In a recent article in the Israeli daily Ha'aretz, Aluf Benn described Barak's position as follows:
"Barak . . . will demand roughly 50 percent of the territory of the West Bank, including two security regions in the Jordan Valley and Samaria, and a ring around Jerusalem. Settlements adjacent to the Green Line (pre-1967 borders) will comprise a western security zone, whereas an eastern zone will depend upon deployments of the IDF; the army will be allowed to move between these security zones, under terms to be stipulated in the agreement."
In other words, continuation of the "matrix of control."
The Palestinians, unfortunately, are triply oppressed. They suffer from occupation by Israel, dictatorial control by the Palestinian Authority and virtual abandonment by the world at large. This does not auger well for their chances in the final-status talks. Every time the Palestinian Authority shows some resistance, pressure from the U.S. and Arab allies like Egypt causes the authority to relent. It could happen that way yet again.
However, if Israel is truly to achieve peace and security, it must not use its considerable power, and U.S. support, to impose a settlement on the Palestinians. A just, viable peace would incorporate the spirit of U.N. Resolutions 242 and 338, granting genuine Palestinian sovereignty in the entire West Bank and Gaza (subject to minor, and mutual, border modifications).

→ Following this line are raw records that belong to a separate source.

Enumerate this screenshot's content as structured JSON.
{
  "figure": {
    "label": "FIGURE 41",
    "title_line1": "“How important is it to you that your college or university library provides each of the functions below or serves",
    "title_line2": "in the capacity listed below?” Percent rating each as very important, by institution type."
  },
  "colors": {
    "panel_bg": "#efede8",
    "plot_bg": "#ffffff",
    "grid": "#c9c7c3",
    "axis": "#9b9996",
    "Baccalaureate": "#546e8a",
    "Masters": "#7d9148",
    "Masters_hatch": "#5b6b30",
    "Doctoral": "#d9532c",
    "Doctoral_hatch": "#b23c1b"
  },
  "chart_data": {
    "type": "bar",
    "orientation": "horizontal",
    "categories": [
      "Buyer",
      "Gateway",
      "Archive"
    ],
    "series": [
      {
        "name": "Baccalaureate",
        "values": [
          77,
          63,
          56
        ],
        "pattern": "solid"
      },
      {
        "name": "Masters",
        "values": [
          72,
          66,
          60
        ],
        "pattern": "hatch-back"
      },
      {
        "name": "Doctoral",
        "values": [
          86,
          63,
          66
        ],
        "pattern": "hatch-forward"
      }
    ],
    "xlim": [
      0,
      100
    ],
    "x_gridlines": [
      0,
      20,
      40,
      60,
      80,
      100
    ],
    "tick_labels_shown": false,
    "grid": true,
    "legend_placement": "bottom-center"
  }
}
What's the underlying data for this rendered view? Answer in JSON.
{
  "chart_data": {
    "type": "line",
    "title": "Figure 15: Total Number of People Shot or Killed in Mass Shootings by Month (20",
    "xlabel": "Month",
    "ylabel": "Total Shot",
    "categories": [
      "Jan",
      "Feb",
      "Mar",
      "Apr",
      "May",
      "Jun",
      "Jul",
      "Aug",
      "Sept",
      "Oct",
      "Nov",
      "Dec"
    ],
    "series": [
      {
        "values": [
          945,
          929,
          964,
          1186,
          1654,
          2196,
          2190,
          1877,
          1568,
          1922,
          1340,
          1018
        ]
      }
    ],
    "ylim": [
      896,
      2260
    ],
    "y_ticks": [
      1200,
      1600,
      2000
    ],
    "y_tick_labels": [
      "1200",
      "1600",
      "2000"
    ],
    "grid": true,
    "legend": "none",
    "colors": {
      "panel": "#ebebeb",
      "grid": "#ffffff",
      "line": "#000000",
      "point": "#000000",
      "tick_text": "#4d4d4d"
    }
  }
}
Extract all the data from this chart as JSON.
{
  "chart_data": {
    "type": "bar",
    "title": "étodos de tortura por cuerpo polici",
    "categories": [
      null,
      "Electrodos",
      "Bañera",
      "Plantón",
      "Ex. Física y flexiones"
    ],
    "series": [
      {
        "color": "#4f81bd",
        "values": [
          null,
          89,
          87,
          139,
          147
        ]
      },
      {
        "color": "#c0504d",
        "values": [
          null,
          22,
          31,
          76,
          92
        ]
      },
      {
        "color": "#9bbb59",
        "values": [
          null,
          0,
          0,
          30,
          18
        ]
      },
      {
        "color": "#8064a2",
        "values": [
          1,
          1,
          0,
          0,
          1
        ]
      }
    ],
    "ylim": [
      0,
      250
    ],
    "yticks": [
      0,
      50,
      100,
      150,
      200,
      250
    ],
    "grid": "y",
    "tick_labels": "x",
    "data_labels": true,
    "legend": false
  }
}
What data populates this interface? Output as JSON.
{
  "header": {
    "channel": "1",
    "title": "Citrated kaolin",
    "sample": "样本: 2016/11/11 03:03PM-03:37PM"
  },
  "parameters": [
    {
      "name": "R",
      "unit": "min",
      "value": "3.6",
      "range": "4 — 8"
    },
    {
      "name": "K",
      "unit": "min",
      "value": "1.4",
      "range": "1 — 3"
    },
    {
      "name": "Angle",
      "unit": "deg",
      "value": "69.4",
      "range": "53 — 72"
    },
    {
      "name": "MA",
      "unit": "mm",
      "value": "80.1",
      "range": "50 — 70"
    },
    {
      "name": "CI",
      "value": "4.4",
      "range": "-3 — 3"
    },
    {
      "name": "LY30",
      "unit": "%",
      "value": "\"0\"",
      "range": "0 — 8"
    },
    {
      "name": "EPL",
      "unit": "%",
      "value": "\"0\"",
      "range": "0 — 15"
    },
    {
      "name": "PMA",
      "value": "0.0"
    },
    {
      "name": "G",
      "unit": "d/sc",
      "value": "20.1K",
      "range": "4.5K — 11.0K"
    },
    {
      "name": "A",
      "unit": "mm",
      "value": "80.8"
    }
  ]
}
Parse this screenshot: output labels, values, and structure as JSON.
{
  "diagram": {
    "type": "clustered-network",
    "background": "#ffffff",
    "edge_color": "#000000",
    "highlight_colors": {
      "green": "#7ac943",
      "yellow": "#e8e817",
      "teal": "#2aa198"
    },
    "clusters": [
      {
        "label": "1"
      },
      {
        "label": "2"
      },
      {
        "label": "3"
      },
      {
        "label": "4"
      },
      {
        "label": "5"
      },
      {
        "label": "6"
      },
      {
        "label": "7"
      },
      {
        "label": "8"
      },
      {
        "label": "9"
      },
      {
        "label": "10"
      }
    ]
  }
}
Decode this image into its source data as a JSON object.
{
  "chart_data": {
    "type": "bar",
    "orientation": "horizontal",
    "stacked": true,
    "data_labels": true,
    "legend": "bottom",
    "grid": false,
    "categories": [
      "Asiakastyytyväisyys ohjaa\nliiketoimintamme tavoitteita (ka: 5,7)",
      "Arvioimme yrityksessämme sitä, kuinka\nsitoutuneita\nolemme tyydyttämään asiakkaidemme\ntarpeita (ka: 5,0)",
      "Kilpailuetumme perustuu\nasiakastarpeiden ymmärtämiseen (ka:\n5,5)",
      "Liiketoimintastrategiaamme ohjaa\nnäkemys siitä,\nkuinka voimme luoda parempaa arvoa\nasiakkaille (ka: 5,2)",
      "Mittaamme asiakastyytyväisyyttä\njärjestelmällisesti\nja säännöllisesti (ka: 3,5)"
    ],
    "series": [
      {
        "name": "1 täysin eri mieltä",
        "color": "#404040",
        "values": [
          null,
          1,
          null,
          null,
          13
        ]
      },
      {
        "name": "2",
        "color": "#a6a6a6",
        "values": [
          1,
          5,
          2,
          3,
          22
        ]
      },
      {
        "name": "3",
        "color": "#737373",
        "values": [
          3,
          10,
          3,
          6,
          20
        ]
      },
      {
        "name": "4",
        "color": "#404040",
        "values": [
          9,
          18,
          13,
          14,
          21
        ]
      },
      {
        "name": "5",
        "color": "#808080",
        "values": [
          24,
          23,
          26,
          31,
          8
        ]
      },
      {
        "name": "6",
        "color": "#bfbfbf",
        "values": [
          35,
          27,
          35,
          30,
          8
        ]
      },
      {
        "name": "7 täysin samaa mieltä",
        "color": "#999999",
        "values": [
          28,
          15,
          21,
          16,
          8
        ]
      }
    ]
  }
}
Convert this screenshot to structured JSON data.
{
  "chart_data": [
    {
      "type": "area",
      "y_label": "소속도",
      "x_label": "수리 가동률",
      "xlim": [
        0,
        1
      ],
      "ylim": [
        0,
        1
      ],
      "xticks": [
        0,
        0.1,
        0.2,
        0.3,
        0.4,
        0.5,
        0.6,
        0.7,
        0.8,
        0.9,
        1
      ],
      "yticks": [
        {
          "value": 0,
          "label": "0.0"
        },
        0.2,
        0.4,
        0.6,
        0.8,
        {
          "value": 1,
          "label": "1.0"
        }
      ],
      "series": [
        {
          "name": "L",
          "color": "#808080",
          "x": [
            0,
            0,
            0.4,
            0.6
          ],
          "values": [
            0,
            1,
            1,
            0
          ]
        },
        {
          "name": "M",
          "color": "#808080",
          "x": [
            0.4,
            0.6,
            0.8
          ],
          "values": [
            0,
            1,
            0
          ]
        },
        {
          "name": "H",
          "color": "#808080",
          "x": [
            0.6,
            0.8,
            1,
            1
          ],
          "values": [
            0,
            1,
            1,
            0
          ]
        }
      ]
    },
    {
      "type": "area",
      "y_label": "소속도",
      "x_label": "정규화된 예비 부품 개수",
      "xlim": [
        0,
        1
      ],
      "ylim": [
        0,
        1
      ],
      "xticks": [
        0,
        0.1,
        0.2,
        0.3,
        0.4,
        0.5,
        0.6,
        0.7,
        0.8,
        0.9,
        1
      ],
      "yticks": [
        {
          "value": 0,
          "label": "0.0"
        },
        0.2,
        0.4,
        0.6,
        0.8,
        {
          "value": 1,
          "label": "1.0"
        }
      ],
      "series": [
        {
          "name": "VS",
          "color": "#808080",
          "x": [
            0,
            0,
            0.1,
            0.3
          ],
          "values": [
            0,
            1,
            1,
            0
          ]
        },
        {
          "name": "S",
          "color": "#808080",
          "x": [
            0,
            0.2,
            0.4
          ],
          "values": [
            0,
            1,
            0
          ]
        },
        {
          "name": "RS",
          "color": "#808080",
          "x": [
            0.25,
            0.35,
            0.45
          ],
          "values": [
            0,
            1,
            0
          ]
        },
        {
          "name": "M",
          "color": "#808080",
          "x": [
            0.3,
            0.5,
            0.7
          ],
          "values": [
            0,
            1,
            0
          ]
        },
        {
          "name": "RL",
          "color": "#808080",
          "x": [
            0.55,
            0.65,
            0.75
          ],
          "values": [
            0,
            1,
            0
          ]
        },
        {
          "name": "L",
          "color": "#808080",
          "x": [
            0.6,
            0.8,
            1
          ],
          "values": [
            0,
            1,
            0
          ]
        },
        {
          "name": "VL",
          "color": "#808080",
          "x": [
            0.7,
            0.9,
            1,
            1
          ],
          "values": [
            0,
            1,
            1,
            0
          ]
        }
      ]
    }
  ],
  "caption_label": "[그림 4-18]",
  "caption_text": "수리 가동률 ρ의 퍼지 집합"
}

Jerusalem must clearly be shared in an equitable manner. The settlements cannot remain. Finally, Palestinian refugees must receive recognition of their rights and become a genuine party to the negotiations.
Only on these terms can a stable and just peace be established.
Is any of this a realistic possibility? The first precondition for realizing this scenario is that the Palestinian Authority be overhauled completely. Only a democratic leadership, genuinely representing its people's interests, can garner the energy to resist the Israeli plan to dictate the terms of peace. The second precondition is a fundamental change in U.S. policy. Our government must finally become the honest broker it claims to be, and not the supplier of diplomatic and military support to oppression.
Joseph Levine is professor of philosophy at N.C. State University.